Revisions of the Spec

This is a minor revision of the spec which tightens some assumptions about the format. Last commit with 1.1.0 version: 3fc966ff5c352ac7a9b7360beb25988a6c9ef15c

This does not increment the version in the header. There are no changes in the actual format itself, just that certain behaviours of the reference implementation are being standardised into the spec.

Version in header remains 0.

Tightened String Pool Assumptions

The String Pool is now assumed to have a number of items equivalent to the amount of files which are stored in the Table of Contents. In other words, FileCount == NumOfItemsInPool.

This was already the case previously, but now this is part of the spec.

This allows for faster parsing of pool

1.0.0

Initial Release

Last commit with 1.0.0 version: 196d116d09cd436818dfd596e069eaef2b7a616d

Dated 21st of July 2024, this marks the 'initial release' as 1.0.0.

File Header Changes

This release removes the Block Size (u4) field from the header, as this can vary per block and with the use of features such as deduplication and archive merging. It was also not used in the reference implementation anywhere.

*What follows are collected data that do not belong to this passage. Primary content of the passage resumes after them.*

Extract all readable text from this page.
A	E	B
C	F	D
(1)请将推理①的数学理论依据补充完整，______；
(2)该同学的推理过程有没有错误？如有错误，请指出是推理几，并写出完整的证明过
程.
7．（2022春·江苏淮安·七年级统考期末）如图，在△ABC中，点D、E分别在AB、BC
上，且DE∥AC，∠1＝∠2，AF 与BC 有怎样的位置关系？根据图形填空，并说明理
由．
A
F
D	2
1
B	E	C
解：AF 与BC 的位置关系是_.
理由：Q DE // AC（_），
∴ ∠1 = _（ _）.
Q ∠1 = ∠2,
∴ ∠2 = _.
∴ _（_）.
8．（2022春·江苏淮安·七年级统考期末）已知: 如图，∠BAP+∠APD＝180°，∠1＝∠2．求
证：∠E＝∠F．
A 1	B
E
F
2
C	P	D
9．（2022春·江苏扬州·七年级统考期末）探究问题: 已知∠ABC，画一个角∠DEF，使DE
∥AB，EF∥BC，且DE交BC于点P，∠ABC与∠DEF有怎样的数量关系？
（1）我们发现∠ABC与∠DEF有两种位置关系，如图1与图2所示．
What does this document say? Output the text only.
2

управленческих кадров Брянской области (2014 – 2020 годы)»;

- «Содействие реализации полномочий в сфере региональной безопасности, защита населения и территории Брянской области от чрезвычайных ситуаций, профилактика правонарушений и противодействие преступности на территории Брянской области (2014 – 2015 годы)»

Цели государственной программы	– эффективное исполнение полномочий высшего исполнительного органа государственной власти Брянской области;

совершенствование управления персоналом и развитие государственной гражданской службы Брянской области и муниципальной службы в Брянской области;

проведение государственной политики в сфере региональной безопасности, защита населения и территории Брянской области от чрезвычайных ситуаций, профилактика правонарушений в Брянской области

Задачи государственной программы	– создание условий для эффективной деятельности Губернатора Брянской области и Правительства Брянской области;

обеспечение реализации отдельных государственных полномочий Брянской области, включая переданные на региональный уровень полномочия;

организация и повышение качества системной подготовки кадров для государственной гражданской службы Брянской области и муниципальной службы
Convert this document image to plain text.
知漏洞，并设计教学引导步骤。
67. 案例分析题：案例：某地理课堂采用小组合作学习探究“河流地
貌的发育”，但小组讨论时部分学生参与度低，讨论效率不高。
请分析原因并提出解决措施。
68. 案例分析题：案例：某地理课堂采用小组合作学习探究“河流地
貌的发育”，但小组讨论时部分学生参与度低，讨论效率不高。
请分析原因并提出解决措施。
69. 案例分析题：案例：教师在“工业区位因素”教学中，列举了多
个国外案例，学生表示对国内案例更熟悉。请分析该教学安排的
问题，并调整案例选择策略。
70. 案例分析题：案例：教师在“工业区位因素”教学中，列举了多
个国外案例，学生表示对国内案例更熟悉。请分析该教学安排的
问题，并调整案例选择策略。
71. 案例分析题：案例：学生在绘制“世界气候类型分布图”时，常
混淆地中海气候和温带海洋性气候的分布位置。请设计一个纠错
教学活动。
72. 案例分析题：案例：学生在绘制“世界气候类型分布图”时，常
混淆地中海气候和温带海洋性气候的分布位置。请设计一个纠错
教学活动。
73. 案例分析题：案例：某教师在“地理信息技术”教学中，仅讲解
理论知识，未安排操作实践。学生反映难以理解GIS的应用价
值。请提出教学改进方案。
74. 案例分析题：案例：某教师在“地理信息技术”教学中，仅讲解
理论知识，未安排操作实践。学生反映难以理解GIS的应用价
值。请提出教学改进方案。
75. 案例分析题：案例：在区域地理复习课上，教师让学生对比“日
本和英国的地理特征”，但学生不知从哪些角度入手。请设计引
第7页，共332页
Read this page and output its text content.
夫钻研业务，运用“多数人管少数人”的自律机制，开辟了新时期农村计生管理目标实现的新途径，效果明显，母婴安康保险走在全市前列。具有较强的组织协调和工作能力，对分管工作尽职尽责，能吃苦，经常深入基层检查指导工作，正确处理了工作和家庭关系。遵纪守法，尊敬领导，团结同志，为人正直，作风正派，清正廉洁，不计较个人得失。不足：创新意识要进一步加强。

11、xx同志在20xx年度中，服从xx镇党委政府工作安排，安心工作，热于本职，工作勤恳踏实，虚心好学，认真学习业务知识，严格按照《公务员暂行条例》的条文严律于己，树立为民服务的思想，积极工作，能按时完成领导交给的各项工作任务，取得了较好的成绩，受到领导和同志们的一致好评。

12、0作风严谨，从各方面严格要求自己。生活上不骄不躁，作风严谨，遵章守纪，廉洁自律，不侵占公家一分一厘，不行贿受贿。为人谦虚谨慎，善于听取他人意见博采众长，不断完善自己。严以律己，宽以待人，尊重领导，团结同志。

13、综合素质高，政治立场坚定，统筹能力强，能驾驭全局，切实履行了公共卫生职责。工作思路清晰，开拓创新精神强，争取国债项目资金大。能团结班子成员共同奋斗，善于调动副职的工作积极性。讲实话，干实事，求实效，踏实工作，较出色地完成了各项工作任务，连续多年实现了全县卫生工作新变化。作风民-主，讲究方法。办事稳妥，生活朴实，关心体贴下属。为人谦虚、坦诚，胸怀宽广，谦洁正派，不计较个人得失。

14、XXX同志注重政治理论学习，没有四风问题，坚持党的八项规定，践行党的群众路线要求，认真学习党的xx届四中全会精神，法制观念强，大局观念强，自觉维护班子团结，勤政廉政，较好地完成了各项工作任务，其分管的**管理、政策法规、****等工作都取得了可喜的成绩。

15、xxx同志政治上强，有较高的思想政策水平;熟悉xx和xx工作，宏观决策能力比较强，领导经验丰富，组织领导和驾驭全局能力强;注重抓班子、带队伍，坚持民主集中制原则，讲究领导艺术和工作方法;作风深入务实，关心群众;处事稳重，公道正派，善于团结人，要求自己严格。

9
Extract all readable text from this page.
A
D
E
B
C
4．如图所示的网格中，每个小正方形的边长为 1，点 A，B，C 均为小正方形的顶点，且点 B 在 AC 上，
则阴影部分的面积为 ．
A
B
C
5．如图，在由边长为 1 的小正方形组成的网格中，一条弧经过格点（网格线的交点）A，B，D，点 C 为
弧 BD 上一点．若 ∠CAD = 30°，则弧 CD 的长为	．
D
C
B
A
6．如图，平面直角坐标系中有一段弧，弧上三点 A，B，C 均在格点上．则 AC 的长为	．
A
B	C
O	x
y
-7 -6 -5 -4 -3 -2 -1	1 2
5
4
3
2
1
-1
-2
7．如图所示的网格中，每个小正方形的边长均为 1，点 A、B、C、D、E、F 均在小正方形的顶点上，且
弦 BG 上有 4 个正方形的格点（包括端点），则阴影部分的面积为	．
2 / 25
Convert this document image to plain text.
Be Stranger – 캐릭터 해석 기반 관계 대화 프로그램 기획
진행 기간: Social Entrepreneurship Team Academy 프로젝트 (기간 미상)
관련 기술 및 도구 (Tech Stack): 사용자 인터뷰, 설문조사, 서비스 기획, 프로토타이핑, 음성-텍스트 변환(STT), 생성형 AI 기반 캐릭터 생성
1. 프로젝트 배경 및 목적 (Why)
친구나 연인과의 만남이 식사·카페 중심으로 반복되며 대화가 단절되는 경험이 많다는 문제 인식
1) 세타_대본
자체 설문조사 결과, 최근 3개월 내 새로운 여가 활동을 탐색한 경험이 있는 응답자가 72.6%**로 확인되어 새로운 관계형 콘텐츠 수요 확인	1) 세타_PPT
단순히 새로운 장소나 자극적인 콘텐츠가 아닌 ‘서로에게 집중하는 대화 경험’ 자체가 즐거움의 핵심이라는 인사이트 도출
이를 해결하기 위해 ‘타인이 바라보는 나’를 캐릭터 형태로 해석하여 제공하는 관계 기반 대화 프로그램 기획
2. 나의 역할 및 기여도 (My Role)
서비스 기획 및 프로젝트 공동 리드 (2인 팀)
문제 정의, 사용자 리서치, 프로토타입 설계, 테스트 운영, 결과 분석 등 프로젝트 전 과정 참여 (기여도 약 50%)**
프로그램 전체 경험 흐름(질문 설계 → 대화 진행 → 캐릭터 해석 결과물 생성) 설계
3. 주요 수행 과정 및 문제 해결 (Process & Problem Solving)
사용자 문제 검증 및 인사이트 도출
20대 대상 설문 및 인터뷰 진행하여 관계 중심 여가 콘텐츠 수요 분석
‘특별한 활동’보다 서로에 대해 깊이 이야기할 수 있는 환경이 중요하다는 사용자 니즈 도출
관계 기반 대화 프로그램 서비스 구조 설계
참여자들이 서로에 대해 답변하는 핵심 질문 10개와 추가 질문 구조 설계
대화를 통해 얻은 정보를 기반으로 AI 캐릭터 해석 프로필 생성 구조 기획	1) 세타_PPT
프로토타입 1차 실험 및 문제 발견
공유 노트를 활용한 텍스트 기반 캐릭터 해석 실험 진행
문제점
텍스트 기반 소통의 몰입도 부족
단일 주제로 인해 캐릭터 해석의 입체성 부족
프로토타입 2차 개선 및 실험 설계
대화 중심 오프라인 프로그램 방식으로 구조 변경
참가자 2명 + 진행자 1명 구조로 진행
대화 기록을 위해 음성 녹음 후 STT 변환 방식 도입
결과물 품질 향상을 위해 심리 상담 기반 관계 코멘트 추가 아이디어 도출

Instead, the Chunk Size field is extended to 5 bits and the header page count to 15 bits. This allows the chunk size to be in range of 512 bytes to 1 TiB. (Previous range 32K - 1GiB)

The version field is repurposed. In the previous version, it was used to indicate the version of the table of contents. Now that is moved to the actual table of contents itself. The version field is now used to indicate incompatible changes in the format itself. This field is u7. The previous field, was moved to the actual Table of Contents itself.

The Header Page Count field is extended to 16 bits, allowing for a max size of 256MiB. This allows for storage of arbitrary user data as part of the Nx header. A reserved, but not yet implemented section for User Data was also added to the header.

The Table of Contents has also received its own proper 'size' field. Which led to some fields being slightly re-organised.